Wednesday 15 September 2010 at 7 p.m. —
Our featured artists will include Lou Suarez, author of Traveler [2010, Mid-List Press], Meredith Holmes and a to-be-announced musical guest during the Lix and Kix poetry extravaganza at Bela Dubby in Lakewood. An open mic will follow.

Thursday, June 10, 2010

Lou Suarez Comes to Sandusky Coffeehouse

Lou Suarez will be reading from his new book Traveler at the Sandusky Coffeehouse Readings this Saturday at 2:00. Lou is a longtime supporter of writing in our region, and he always shares himself along with his poems. Join us if you can.
Lou Suarez is the author of two book-length collections of poetry, Ask (2004) and the
new Traveler (2010), both published by Mid-List Press, also three poetry chapbooks,
Losses of Moment (Kent State University Press, 1995), The Grape Painter, (Frost Heaves
Press, 2001), and On U.S. 6 to Providence ((Red Mountain Review, 2006).
He is currently professor emeritus at Lorain County Community College, and lives in Sheffield
Lake, Ohio, with his wife. He is a member of the Lorain Poets. On Traveler: “Again and again the sharp-eyed poems of Lou Suarez see through the still surfaces of the ordinary to reveal the turbulence and mystery of our own lives. In a collection that is by turns sexy, elegiac, and celebratory, Suarez shows us that the world—the American world in particular—
is stranger, larger, and lovelier than we knew. Isn’t this why we read poetry?” — George Bilgere

Saturday, June 5, 2010

Cordite Zombies

The April issue of the Cordite Poetry Review is a special issue on zombie poetry.
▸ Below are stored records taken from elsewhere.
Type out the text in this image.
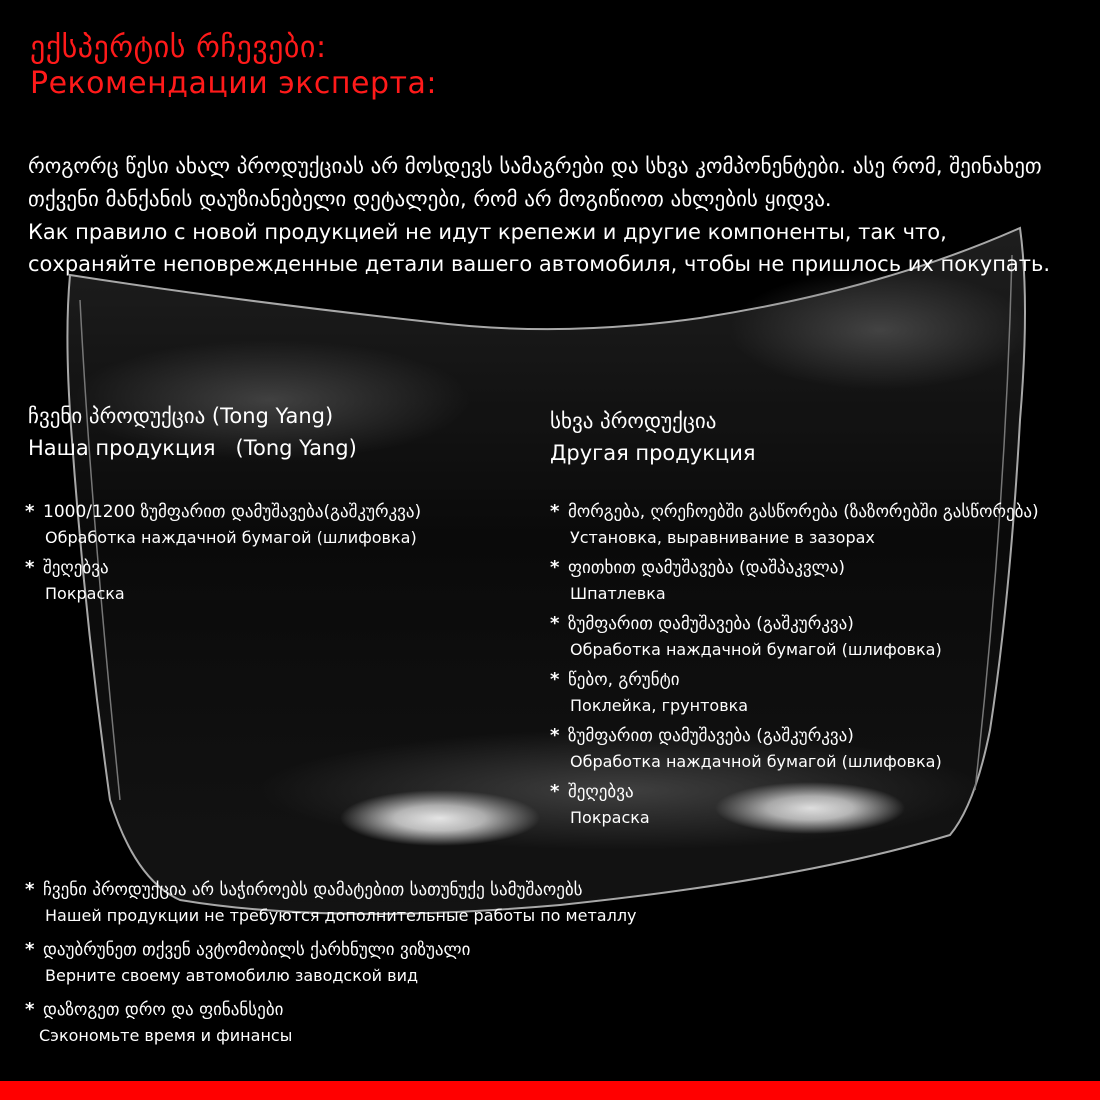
ექსპერტის რჩევები:
Рекомендации эксперта:
როგორც წესი ახალ პროდუქციას არ მოსდევს სამაგრები და სხვა კომპონენტები. ასე რომ, შეინახეთ თქვენი მანქანის დაუზიანებელი დეტალები, რომ არ მოგიწიოთ ახლების ყიდვა.
Как правило с новой продукцией не идут крепежи и другие компоненты, так что, сохраняйте неповрежденные детали вашего автомобиля, чтобы не пришлось их покупать.
ჩვენი პროდუქცია (Tong Yang)
Наша продукция   (Tong Yang)
სხვა პროდუქცია
Другая продукция
* 1000/1200 ზუმფარით დამუშავება(გაშკურკვა)
Обработка наждачной бумагой (шлифовка)
* შეღებვა
Покраска
* მორგება, ღრეჩოებში გასწორება (ზაზორებში გასწორება)
Установка, выравнивание в зазорах
* ფითხით დამუშავება (დაშპაკვლა)
Шпатлевка
* ზუმფარით დამუშავება (გაშკურკვა)
Обработка наждачной бумагой (шлифовка)
* წებო, გრუნტი
Поклейка, грунтовка
* ზუმფარით დამუშავება (გაშკურკვა)
Обработка наждачной бумагой (шлифовка)
* შეღებვა
Покраска
* ჩვენი პროდუქცია არ საჭიროებს დამატებით სათუნუქე სამუშაოებს
Нашей продукции не требуются дополнительные работы по металлу
* დაუბრუნეთ თქვენ ავტომობილს ქარხნული ვიზუალი
Верните своему автомобилю заводской вид
* დაზოგეთ დრო და ფინანსები
Сэкономьте время и финансы
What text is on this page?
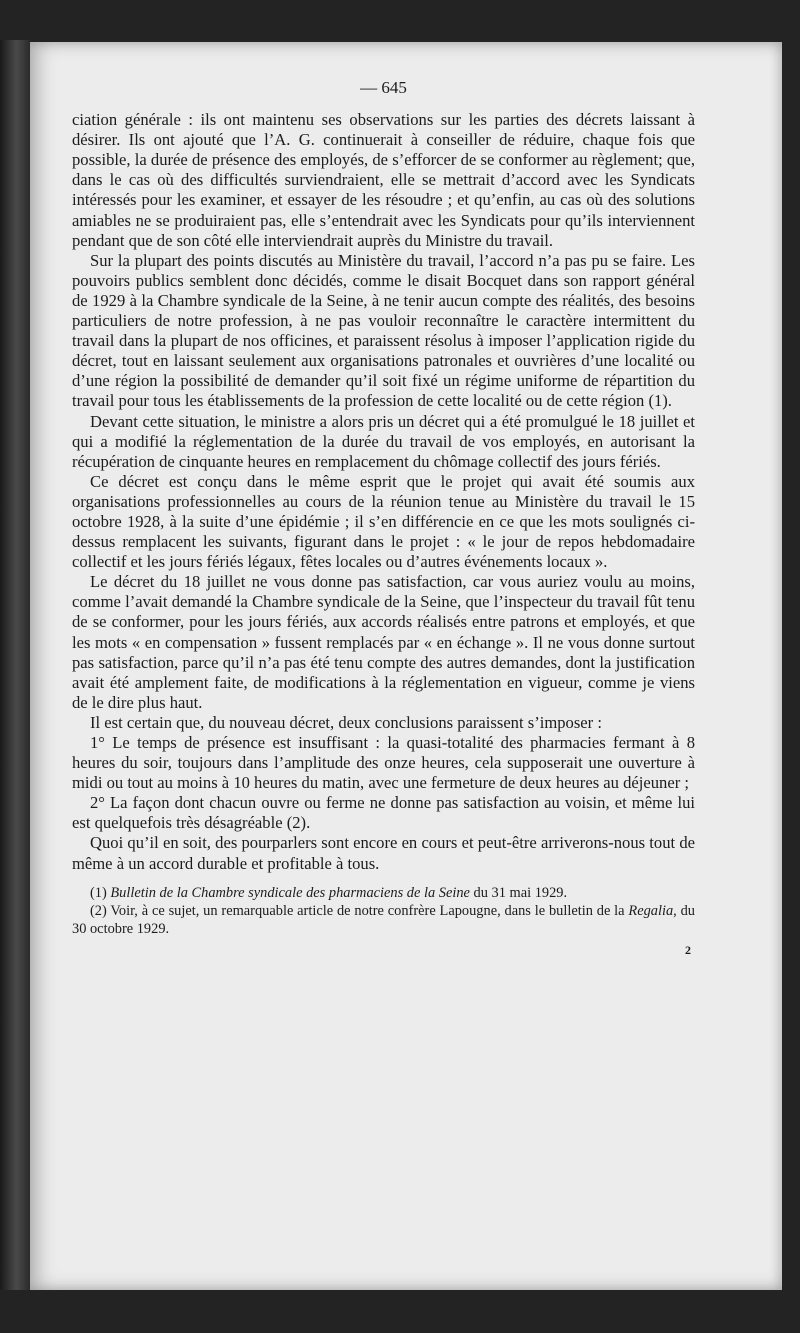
— 645

ciation générale : ils ont maintenu ses observations sur les parties des décrets laissant à désirer. Ils ont ajouté que l’A. G. continuerait à conseiller de réduire, chaque fois que possible, la durée de présence des employés, de s’efforcer de se conformer au règlement; que, dans le cas où des difficultés surviendraient, elle se mettrait d’accord avec les Syndicats intéressés pour les examiner, et essayer de les résoudre ; et qu’enfin, au cas où des solutions amiables ne se produiraient pas, elle s’entendrait avec les Syndicats pour qu’ils interviennent pendant que de son côté elle interviendrait auprès du Ministre du travail.

Sur la plupart des points discutés au Ministère du travail, l’accord n’a pas pu se faire. Les pouvoirs publics semblent donc décidés, comme le disait Bocquet dans son rapport général de 1929 à la Chambre syndicale de la Seine, à ne tenir aucun compte des réalités, des besoins particuliers de notre profession, à ne pas vouloir reconnaître le caractère intermittent du travail dans la plupart de nos officines, et paraissent résolus à imposer l’application rigide du décret, tout en laissant seulement aux organisations patronales et ouvrières d’une localité ou d’une région la possibilité de demander qu’il soit fixé un régime uniforme de répartition du travail pour tous les établissements de la profession de cette localité ou de cette région (1).

Devant cette situation, le ministre a alors pris un décret qui a été promulgué le 18 juillet et qui a modifié la réglementation de la durée du travail de vos employés, en autorisant la récupération de cinquante heures en remplacement du chômage collectif des jours fériés.

Ce décret est conçu dans le même esprit que le projet qui avait été soumis aux organisations professionnelles au cours de la réunion tenue au Ministère du travail le 15 octobre 1928, à la suite d’une épidémie ; il s’en différencie en ce que les mots soulignés ci-dessus remplacent les suivants, figurant dans le projet : « le jour de repos hebdomadaire collectif et les jours fériés légaux, fêtes locales ou d’autres événements locaux ».

Le décret du 18 juillet ne vous donne pas satisfaction, car vous auriez voulu au moins, comme l’avait demandé la Chambre syndicale de la Seine, que l’inspecteur du travail fût tenu de se conformer, pour les jours fériés, aux accords réalisés entre patrons et employés, et que les mots « en compensation » fussent remplacés par « en échange ». Il ne vous donne surtout pas satisfaction, parce qu’il n’a pas été tenu compte des autres demandes, dont la justification avait été amplement faite, de modifications à la réglementation en vigueur, comme je viens de le dire plus haut.

Il est certain que, du nouveau décret, deux conclusions paraissent s’imposer :

1° Le temps de présence est insuffisant : la quasi-totalité des pharmacies fermant à 8 heures du soir, toujours dans l’amplitude des onze heures, cela supposerait une ouverture à midi ou tout au moins à 10 heures du matin, avec une fermeture de deux heures au déjeuner ;

2° La façon dont chacun ouvre ou ferme ne donne pas satisfaction au voisin, et même lui est quelquefois très désagréable (2).

Quoi qu’il en soit, des pourparlers sont encore en cours et peut-être arriverons-nous tout de même à un accord durable et profitable à tous.

(1) Bulletin de la Chambre syndicale des pharmaciens de la Seine du 31 mai 1929.

(2) Voir, à ce sujet, un remarquable article de notre confrère Lapougne, dans le bulletin de la Regalia, du 30 octobre 1929.

2
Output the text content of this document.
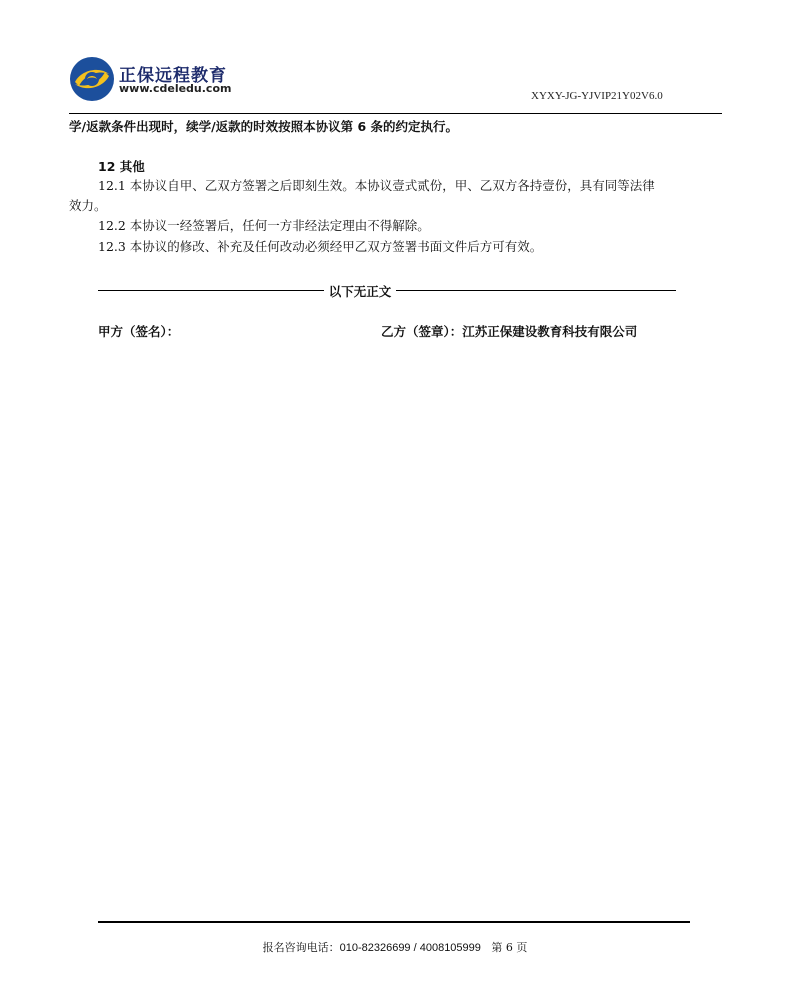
正保远程教育
www.cdeledu.com
XYXY-JG-YJVIP21Y02V6.0
学/返款条件出现时，续学/返款的时效按照本协议第 6 条的约定执行。
12 其他
12.1 本协议自甲、乙双方签署之后即刻生效。本协议壹式贰份，甲、乙双方各持壹份，具有同等法律
效力。
12.2 本协议一经签署后，任何一方非经法定理由不得解除。
12.3 本协议的修改、补充及任何改动必须经甲乙双方签署书面文件后方可有效。
以下无正文
甲方（签名）：	乙方（签章）：江苏正保建设教育科技有限公司
报名咨询电话：010-82326699 / 4008105999 第 6 页
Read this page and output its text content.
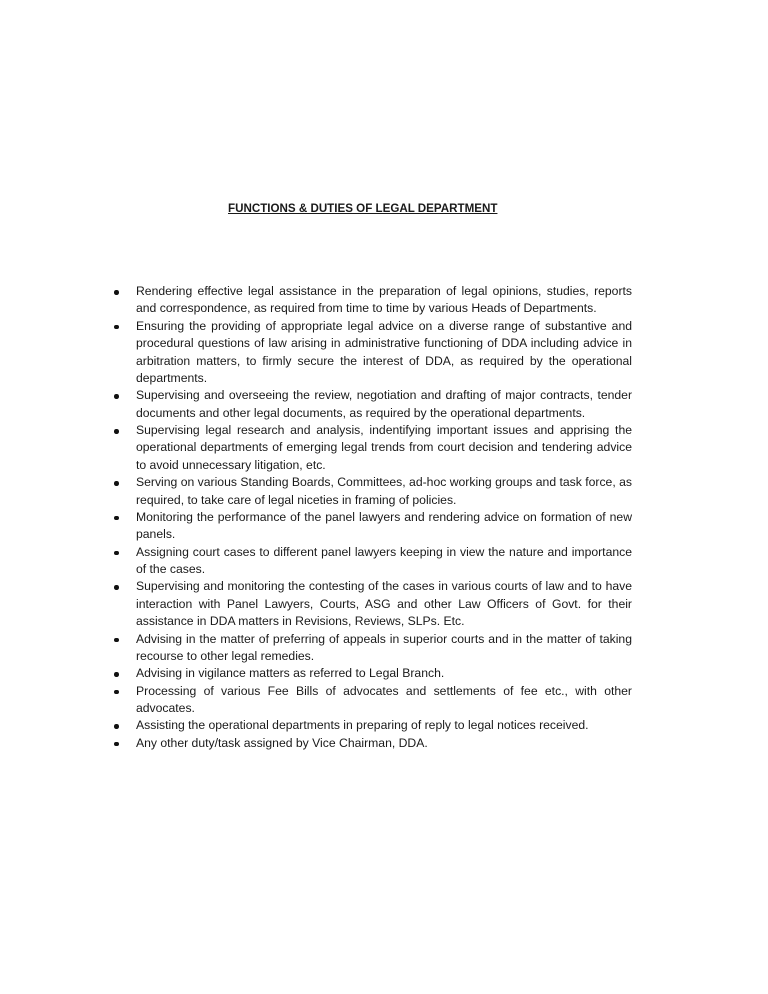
FUNCTIONS & DUTIES OF LEGAL DEPARTMENT
Rendering effective legal assistance in the preparation of legal opinions, studies, reports and correspondence, as required from time to time by various Heads of Departments.
Ensuring the providing of appropriate legal advice on a diverse range of substantive and procedural questions of law arising in administrative functioning of DDA including advice in arbitration matters, to firmly secure the interest of DDA, as required by the operational departments.
Supervising and overseeing the review, negotiation and drafting of major contracts, tender documents and other legal documents, as required by the operational departments.
Supervising legal research and analysis, indentifying important issues and apprising the operational departments of emerging legal trends from court decision and tendering advice to avoid unnecessary litigation, etc.
Serving on various Standing Boards, Committees, ad-hoc working groups and task force, as required, to take care of legal niceties in framing of policies.
Monitoring the performance of the panel lawyers and rendering advice on formation of new panels.
Assigning court cases to different panel lawyers keeping in view the nature and importance of the cases.
Supervising and monitoring the contesting of the cases in various courts of law and to have interaction with Panel Lawyers, Courts, ASG and other Law Officers of Govt. for their assistance in DDA matters in Revisions, Reviews, SLPs. Etc.
Advising in the matter of preferring of appeals in superior courts and in the matter of taking recourse to other legal remedies.
Advising in vigilance matters as referred to Legal Branch.
Processing of various Fee Bills of advocates and settlements of fee etc., with other advocates.
Assisting the operational departments in preparing of reply to legal notices received.
Any other duty/task assigned by Vice Chairman, DDA.
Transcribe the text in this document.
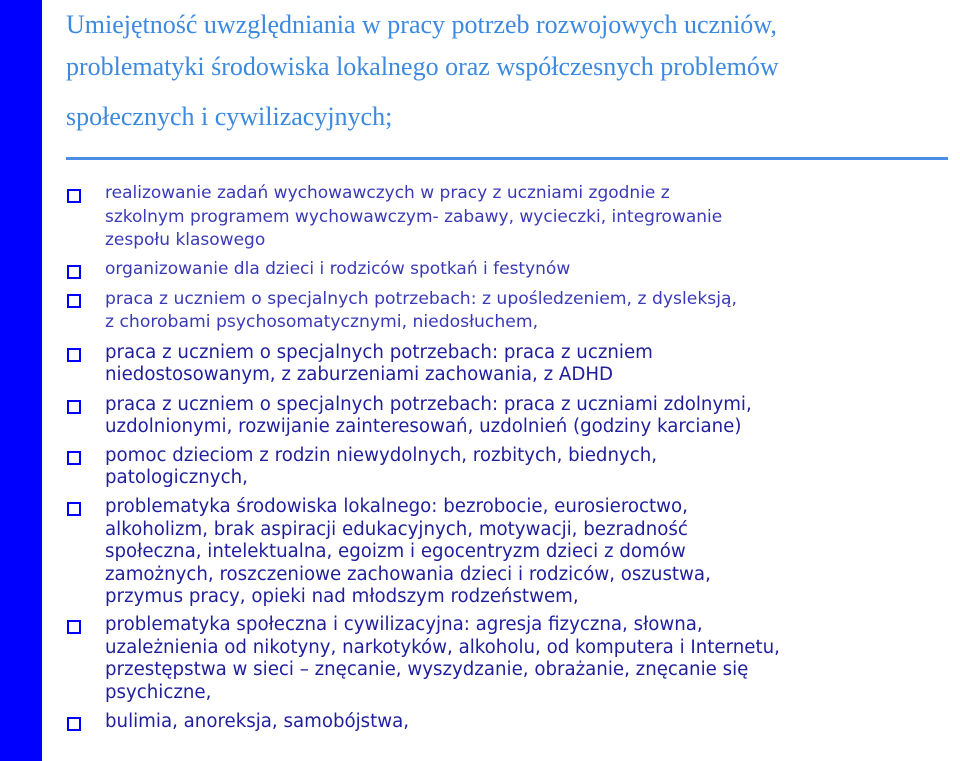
Umiejętność uwzględniania w pracy potrzeb rozwojowych uczniów,
problematyki środowiska lokalnego oraz współczesnych problemów
społecznych i cywilizacyjnych;
realizowanie zadań wychowawczych w pracy z uczniami zgodnie z
szkolnym programem wychowawczym- zabawy, wycieczki, integrowanie
zespołu klasowego
organizowanie dla dzieci i rodziców spotkań i festynów
praca z uczniem o specjalnych potrzebach: z upośledzeniem, z dysleksją,
z chorobami psychosomatycznymi, niedosłuchem,
praca z uczniem o specjalnych potrzebach: praca z uczniem
niedostosowanym, z zaburzeniami zachowania, z ADHD
praca z uczniem o specjalnych potrzebach: praca z uczniami zdolnymi,
uzdolnionymi, rozwijanie zainteresowań, uzdolnień (godziny karciane)
pomoc dzieciom z rodzin niewydolnych, rozbitych, biednych,
patologicznych,
problematyka środowiska lokalnego: bezrobocie, eurosieroctwo,
alkoholizm, brak aspiracji edukacyjnych, motywacji, bezradność
społeczna, intelektualna, egoizm i egocentryzm dzieci z domów
zamożnych, roszczeniowe zachowania dzieci i rodziców, oszustwa,
przymus pracy, opieki nad młodszym rodzeństwem,
problematyka społeczna i cywilizacyjna: agresja fizyczna, słowna,
uzależnienia od nikotyny, narkotyków, alkoholu, od komputera i Internetu,
przestępstwa w sieci – znęcanie, wyszydzanie, obrażanie, znęcanie się
psychiczne,
bulimia, anoreksja, samobójstwa,
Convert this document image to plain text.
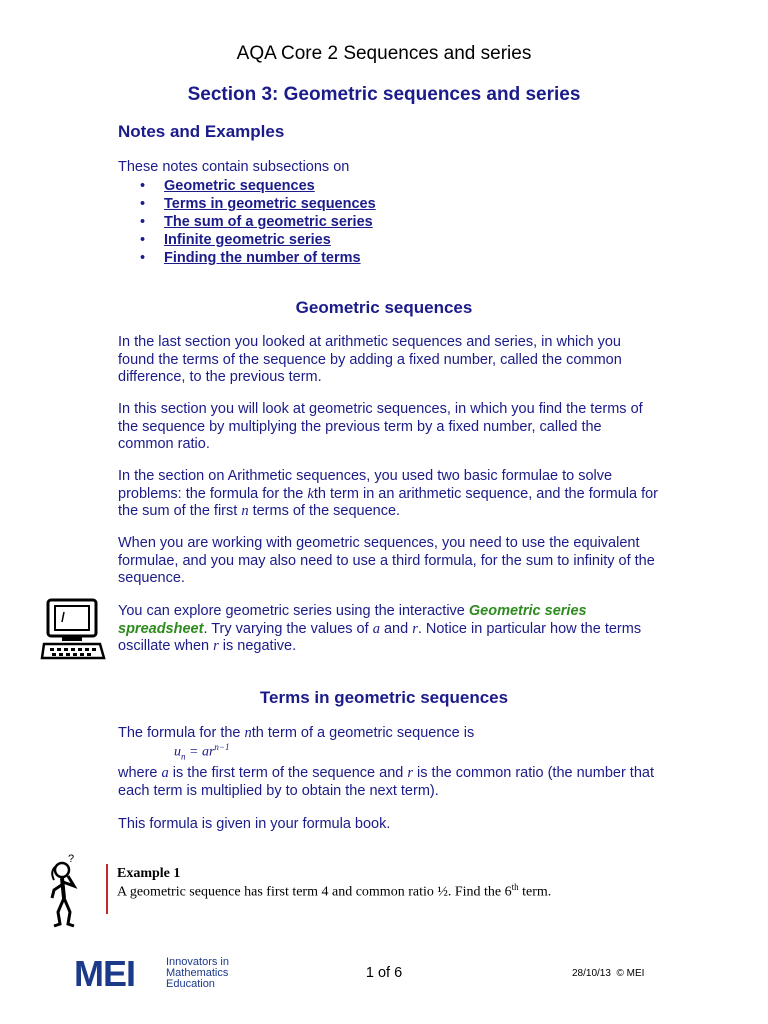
AQA Core 2 Sequences and series
Section 3: Geometric sequences and series
Notes and Examples
These notes contain subsections on
• Geometric sequences
• Terms in geometric sequences
• The sum of a geometric series
• Infinite geometric series
• Finding the number of terms
Geometric sequences
In the last section you looked at arithmetic sequences and series, in which you found the terms of the sequence by adding a fixed number, called the common difference, to the previous term.
In this section you will look at geometric sequences, in which you find the terms of the sequence by multiplying the previous term by a fixed number, called the common ratio.
In the section on Arithmetic sequences, you used two basic formulae to solve problems: the formula for the kth term in an arithmetic sequence, and the formula for the sum of the first n terms of the sequence.
When you are working with geometric sequences, you need to use the equivalent formulae, and you may also need to use a third formula, for the sum to infinity of the sequence.
You can explore geometric series using the interactive Geometric series spreadsheet. Try varying the values of a and r. Notice in particular how the terms oscillate when r is negative.
Terms in geometric sequences
The formula for the nth term of a geometric sequence is
$u_n = ar^{n-1}$
where a is the first term of the sequence and r is the common ratio (the number that each term is multiplied by to obtain the next term).
This formula is given in your formula book.
?
Example 1
A geometric sequence has first term 4 and common ratio ½. Find the 6th term.
MEI	Innovators in
Mathematics
Education
1 of 6	28/10/13 © MEI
Zombies are a peculiarly American trope, and it's odd to see Cordite ("Australian poetry and poetics") doing an American obsession. Despite their invention in Haiti (does anybody still connect zombies with vodoun any more?), zombies were drafted into America by George Romero, who, with Night of the Living Dead, reenvisioned and redefined the idea of the walking dead so vividly that even forty-some years later, we still see them as Romero saw them. As authentically American as American flags on the fourth of July.

(I was at a party last year when the discussion turned around to peoples' zombie-apocalypse contingency plans (*). What are your plans for how to survive when the hungry walking dead prowl the abandoned, burned-out homes of your home town? Quick tip: moving to an island doesn't work. Zombies don't need to breath; they can walk on the bottom.)

So, back to Cordite. (Cordite, by the way, is a World-War-I era form of gunpowder used for rifles and artillery. It's called "cordite" because it's formed into cords-- it looks like strands of orange-white spaghetti. If you're writing men's adventure fiction (or poetry), could you please stop talking about "the smell of cordite"? It's mostly obsolete, hardly anybody uses it any more. Thanks you.) So, zombies have long since infected the world, even Australia.

What makes us so fascinated about zombies, anyway? Does the world need zombie poetry? And, more important-- is it any good? Death has fascinated poets since around when Gilgamesh was king-- Death be not proud, Because I could not stop for death, Rage, rage, Garden of Proserpine, not to mention about a million others, including just about every poem that Edgar Allen Poe ever wrote. So, what are zombies, but death on the prowl, coming for you at any moment your attention wanders?
So, sure, why not zombie poetry?

Editor Ivy Alvarez says:
"We know more about the undead species who have lived in our hearts and dined on our minds than ever before. We have probed into their weaknesses, evaded their tricks and know well of their canny (and uncanny) chicanery.
We know these things … because they were once like us. Let us not rest on our laurels. Let us be vigilant and as ready as we can be for the uneasy future that is Zombie 2.0.